Tjolöholms Castle is located on a peninsula in the Kungsbackafjorden, along the Swedish west coast, surrounded by dense forest and with a mile-long view of the Halland archipelago. With its distinctive architecture, Tjolöholm has been the scene of celebrated movies such as Lars von Trier’s film Melancholia, where a struggle against the realization of the end of the world is reinforced by the towering and dark figure of the castle. Since 2022, it has been on the European Film Academy’s list of locations that have been significant in film history.
The ambition with Tjolöholm was to create representative and comfortable living according to the motto ‘the good home’. The castle was filled with all the modernities of the time; electricity, telephone and central heating.
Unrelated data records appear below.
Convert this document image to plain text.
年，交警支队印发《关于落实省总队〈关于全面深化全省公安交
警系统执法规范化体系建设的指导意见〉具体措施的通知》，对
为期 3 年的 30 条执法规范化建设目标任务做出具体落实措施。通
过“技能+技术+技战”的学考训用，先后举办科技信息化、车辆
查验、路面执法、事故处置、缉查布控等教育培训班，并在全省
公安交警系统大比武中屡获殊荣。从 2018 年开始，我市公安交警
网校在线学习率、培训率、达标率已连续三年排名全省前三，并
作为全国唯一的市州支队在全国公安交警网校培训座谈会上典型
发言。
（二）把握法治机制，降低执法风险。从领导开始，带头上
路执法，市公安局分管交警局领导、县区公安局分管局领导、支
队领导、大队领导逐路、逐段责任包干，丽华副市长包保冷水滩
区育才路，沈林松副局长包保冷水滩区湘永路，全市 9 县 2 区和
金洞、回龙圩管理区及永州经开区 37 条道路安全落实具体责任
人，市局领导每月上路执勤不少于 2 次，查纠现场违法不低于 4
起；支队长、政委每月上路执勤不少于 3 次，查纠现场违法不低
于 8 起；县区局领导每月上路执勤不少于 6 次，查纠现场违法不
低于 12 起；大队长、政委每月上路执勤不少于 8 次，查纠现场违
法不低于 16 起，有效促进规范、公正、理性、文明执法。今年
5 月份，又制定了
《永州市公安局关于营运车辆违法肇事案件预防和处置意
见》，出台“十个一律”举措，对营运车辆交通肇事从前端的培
At the same time, a small village of red cottages was built nearby, which served as workers’ housing for the servants. In the village there was a church, hospital, school and a People’s House for joint gatherings and activities. The majority of the houses are still preserved today.

Tjolöholm is in many ways an enchanted world of its own. All around the castle are scores of creature-like figures and magical animals playfully incorporated into both the interior and exterior. In the castle dining room, there are small cut-out troll faces in the panel teasingly peering at the dinner guests, and in the ornamentation to the fireplace dragon figures watch. Even the forest and the sea that surround the castle and the village carry an interesting history that become entrances to worlds that existed on the site long before the castle itself was built.